Ve ben, böylesi manzaraları izlemek zorunda kalan bir gazeteci olarak utanıyorum, hicap duyuyorum, gazeteci olduğumu belli etmemeye çalışıyorum, ama Allah Kahretsin insanlar biliyor ve tanıyorlar.

Malesef bizim dünyamızda koyun koyun bacağından, keçi keçi bacağından asılmıyor.

Tek bir kelime ile özetliyorlar bizi; 'Gazeteci'

Ama buradan söz veriyorum.

Bu güne kadar olduğu gibi bundan sonra da, gazetecilik mesleğinin etik kurallarını hayat tarzı olarak sürdürecek, hırsıza hırsız, namussuza namussuz, satılmışa satılmış demeye devam edeceğim.
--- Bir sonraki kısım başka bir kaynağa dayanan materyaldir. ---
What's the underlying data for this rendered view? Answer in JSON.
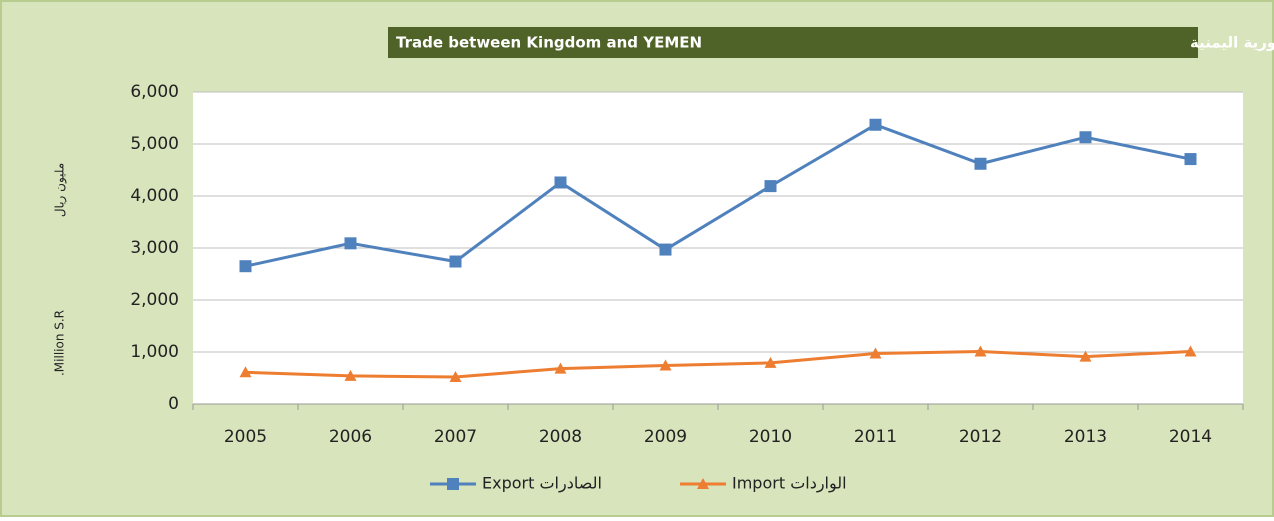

Bu fırıldakların, bu döneklerin, bu menfaat düşkünlerinin, bu karaktersizlerin, gazeteciliği paspasa çevirenlerin ve çevirtenlerin, camiyi soyarken imam, kiliseyi soyarken papaz rolü oynayanların, birine el sallarken diğerine göz kırpma kişiliksizliğini sergileyenlerin, yaşına, başına bakmadan oturak alemlerinde keyif çatanların, karşılaştıklarında gücün eline kapandığı halde, sırtını döndüğünde demediğini bırakmayan ikiyüzlülerin, muhalefet partisinde görünüp ululara raportörlük yapanların, maskelerini indirecek, gerçek yüzlerini bu millete göstermeye devam edeceğim.

Namussuzun paltosunu tutacağıma, namussuza kafa tutmaya devam edeceğim yani.

Mesleğinin onurunu kendi onuru bilen yerel ve genelde ekmeğinin peşinde olmanın ötesinde kaygı gütmeyen, bunun için de gerektiğinde bedel ödemeyi göze alan tüm onurlu meslektaşlarımın Dünya Gazeteciler Günü’nü kutluyorum.